Like the natural sna promoter, the sna+INR promoter showed a high probability of occupying the transcriptionally permissive ON state, with a long lifetime of 170 s. This ON duration was slightly reduced compared to the sna transgene (Fig. 6f, i), possibly implying competition between the natural canonical TATA box and the added INR in the sna+INR combination (see below). The major difference between these two promoters was the existence of two distinguishable inactive states linked to the presence of the INR sequence. One of these was short-lived (17 s) and one long-lived (302 s) (Fig. 6f, i, Supplementary Fig. 5b, c, and Supplementary Table 2). The stable long-lived paused state was not observed with the sna promoter but did occur in the presence of the INR-containing kr promoter.

In the case of kr and Ilp4 developmental promoters, the paused state lasted ~151 and 105 s, respectively, but was reached relatively rarely (Fig. 6g, j, Supplementary Fig. 5c, and Supplementary Table 2). Pausing was not observed upon two types of mutations of the kr INR motif (Fig. 6j, Supplementary Fig. 6i–jʼ, m, and Supplementary Table 2). Thus our data favor a model where the paused state lasts several minutes (in the case of kr, sna + INR and Ilp4), but occurs infrequently. Interestingly, the sna promoter is also moderately paused in our ChIP assay and at its endogenous locus74, but this promoter is not regulated by a three promoter-state dynamic. We hypothesize that pausing is highly unstable for this promoter at this stage and does not constitute a rate-limiting step that we can capture with our live-imaging assay (see “Discussion”).

In addition to two separable inactive states, the kr transgene exhibited a highly probable permissive state (0.83) with a duration of 94 s (Fig. 6g, Supplementary Fig. 5a, and Supplementary Table 2). When the INR of kr was mutated (kr-INR1), there was a significant increase in ON duration (Fig. 6j and Supplementary Table 2). A similar effect was obtained with an alternative mutation of the INR (kr-INR2) (Supplementary Figs. 5a and 6m and Supplementary Table 2).

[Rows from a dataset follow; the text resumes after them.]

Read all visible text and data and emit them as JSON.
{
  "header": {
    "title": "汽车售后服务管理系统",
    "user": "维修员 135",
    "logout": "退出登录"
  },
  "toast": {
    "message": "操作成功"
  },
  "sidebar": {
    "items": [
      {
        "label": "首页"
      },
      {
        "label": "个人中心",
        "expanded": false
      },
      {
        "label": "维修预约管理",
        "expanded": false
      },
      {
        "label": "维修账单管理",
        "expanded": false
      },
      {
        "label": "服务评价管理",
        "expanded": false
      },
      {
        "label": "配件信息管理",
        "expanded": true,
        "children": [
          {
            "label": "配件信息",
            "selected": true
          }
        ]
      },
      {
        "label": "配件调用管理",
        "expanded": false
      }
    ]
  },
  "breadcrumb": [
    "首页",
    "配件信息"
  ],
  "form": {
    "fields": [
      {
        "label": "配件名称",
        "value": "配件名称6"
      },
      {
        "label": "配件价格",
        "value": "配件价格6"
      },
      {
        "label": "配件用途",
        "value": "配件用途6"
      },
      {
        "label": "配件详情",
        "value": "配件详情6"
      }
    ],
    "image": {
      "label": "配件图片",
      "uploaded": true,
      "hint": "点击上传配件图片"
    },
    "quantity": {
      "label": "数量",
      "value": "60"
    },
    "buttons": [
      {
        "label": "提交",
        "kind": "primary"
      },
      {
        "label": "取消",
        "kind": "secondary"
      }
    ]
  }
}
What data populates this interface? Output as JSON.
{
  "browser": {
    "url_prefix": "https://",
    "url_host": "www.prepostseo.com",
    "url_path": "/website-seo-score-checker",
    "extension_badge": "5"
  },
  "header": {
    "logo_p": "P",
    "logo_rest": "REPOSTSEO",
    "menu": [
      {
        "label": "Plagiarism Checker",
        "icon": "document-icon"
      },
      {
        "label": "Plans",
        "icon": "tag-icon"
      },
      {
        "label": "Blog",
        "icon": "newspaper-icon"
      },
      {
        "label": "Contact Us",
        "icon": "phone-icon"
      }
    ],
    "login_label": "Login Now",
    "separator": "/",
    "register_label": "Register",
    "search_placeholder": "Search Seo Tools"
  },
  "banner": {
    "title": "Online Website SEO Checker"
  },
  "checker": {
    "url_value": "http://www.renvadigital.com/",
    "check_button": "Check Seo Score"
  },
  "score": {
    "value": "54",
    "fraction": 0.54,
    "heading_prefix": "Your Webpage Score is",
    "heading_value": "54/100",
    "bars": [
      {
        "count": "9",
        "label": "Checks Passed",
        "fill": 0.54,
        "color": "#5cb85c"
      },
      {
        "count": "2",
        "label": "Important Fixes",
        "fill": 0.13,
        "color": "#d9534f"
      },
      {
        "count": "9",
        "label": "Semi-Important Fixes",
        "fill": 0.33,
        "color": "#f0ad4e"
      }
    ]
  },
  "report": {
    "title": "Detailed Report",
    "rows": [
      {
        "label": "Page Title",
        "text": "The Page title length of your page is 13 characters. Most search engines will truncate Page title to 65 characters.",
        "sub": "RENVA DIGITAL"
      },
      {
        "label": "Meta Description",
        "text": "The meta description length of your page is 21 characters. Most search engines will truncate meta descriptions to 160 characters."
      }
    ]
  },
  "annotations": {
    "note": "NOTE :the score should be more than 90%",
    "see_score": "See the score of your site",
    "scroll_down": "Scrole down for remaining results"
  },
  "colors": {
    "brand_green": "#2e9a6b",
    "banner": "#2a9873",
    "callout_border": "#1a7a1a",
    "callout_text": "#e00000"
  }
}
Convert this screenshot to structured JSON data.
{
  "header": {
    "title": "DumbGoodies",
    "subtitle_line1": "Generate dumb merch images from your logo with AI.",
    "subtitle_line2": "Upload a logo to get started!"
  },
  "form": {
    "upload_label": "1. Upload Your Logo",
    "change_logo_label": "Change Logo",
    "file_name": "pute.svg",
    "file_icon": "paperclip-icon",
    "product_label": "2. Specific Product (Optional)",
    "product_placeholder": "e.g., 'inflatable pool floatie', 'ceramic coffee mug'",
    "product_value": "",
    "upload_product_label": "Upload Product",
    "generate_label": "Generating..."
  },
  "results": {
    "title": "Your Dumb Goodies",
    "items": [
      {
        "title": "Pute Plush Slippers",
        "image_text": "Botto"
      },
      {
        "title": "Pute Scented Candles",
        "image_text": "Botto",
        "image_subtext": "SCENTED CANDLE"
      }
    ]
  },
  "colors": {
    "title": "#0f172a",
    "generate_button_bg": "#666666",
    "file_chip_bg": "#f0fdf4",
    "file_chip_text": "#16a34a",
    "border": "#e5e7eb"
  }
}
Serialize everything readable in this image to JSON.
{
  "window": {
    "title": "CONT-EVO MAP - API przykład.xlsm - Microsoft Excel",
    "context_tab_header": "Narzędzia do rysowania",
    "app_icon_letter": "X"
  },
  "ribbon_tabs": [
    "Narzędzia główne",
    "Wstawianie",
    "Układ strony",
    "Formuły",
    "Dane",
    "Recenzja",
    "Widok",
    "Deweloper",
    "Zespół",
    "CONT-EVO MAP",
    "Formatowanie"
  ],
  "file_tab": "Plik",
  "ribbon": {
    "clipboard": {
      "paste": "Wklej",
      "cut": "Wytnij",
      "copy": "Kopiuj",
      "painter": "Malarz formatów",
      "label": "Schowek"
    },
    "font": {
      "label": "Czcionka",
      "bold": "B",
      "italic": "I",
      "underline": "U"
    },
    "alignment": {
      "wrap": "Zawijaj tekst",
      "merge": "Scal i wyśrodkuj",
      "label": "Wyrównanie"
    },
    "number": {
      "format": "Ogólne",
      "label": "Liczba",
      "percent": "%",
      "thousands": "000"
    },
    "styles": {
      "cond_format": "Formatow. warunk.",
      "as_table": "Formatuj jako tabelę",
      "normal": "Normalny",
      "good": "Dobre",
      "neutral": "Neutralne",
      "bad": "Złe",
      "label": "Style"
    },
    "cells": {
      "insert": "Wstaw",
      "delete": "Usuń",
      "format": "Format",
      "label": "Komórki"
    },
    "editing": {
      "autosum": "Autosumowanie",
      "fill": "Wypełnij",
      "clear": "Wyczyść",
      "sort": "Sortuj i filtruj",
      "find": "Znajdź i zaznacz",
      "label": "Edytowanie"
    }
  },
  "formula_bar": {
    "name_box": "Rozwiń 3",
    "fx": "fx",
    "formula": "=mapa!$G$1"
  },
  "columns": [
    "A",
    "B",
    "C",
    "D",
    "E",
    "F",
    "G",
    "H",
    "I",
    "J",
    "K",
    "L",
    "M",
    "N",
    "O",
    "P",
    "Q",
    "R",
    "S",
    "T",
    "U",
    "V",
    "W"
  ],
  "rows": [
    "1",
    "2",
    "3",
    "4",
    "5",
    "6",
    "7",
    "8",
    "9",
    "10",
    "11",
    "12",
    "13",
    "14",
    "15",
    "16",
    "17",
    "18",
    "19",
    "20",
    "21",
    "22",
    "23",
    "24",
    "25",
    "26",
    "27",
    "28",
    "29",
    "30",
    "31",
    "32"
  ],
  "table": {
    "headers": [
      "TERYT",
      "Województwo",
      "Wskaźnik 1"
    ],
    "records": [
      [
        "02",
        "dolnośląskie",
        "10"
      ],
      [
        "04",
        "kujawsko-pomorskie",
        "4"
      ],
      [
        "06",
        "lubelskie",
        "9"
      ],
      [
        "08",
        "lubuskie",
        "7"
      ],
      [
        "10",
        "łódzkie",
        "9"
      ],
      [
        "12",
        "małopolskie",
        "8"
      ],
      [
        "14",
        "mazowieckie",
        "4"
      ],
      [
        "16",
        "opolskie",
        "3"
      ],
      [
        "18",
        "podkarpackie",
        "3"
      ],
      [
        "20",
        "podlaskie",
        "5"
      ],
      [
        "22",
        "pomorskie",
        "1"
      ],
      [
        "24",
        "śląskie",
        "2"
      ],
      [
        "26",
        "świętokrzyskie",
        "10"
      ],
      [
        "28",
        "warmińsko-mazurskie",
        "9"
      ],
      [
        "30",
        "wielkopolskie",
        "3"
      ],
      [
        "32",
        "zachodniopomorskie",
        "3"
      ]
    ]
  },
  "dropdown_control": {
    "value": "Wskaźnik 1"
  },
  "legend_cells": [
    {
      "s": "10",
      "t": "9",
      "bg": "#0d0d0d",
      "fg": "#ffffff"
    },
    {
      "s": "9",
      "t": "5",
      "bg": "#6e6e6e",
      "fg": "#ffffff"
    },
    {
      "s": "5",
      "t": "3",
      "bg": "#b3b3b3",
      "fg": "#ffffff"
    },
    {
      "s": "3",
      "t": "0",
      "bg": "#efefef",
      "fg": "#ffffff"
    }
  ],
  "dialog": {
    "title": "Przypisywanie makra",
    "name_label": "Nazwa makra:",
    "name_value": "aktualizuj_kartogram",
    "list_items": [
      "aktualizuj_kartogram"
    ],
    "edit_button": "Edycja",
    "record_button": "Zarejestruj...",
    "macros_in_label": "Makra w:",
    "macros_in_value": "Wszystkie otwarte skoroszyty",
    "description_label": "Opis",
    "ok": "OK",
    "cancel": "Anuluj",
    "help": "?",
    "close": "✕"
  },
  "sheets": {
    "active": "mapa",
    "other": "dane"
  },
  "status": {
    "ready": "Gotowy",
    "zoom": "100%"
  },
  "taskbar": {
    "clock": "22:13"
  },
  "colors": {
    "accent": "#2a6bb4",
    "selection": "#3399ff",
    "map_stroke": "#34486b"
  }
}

Interestingly, in all the transgenes, the differences in the number of states and the active/inactive durations were not accompanied by a change in Pol II firing rates. The sna, sna+INR, kr, and kr-INR1 mutant all exhibited an estimated kINI of 1 Pol II every 8–9 s (Fig. 6f–g, i–j and Supplementary Table 2). These estimates agree with recently documented polymerase initiation rates of Drosophila developmental promoters30,32,75. Our results suggest the rate of initiation is not associated with the presence or absence of an INR motif. Instead, the INR motif leads to a regulation of transcriptional bursting via two inactive promoter states, one of which is associated with stabilized pausing.

Taken collectively, our results demonstrate that transcription dynamics are differentially regulated by the INR and the TATA box. Developmental promoters containing a strong INR motif can travel through multiple inactive states due to an extra regulatory step at early elongation via Pol II pausing. Our live-imaging data favor a model whereby pausing occurs on the order of minutes but is not an obligatory state reached by all engaged polymerases. Instead, we propose that when pausing constitutes a rate-limiting step, it occurs for only a subset of polymerases with a low frequency.

### Promoter sequences and timing of initiation

A second property that we found to be common to all promoters examined, was the regime of waiting times between mitosis and first transcriptional activation. The analysis of the lag time between mitosis and onset of activation is “non-stationary” and was previously modeled using a different modeling paradigm, based on mixed gamma distributions of the random time to transcription activation after mitosis in nc1457. This analysis estimates two parameters, the number of promoter states (a) and transition times between them (b). We applied this modeling framework to our data by only focusing on the distribution of waiting times between mitosis and first activation (illustrated in Supplementary Fig. 10a). Interestingly, a multiexponential distribution becomes a mixed gamma distribution when the time parameters of the exponentials are even. Conversely, the equality of these time parameters justifies the use of a mixed gamma regression. Using the more general multiexponential regression, we proved that regardless of the promoter sequence, the transition times between states during this lag regime are homogeneously distributed (Supplementary Fig. 10b, c). This is in contrast with the transition times between states in the stationary bursting regime, which are heterogeneous. This suggests that the states and transitions involved in the two regimes (nonstationary and stationary) are distinct and have separate regulations. This further supports a previous study that demonstrated the delay in postmitotic transcription activation is dependent on the enhancer sequence57.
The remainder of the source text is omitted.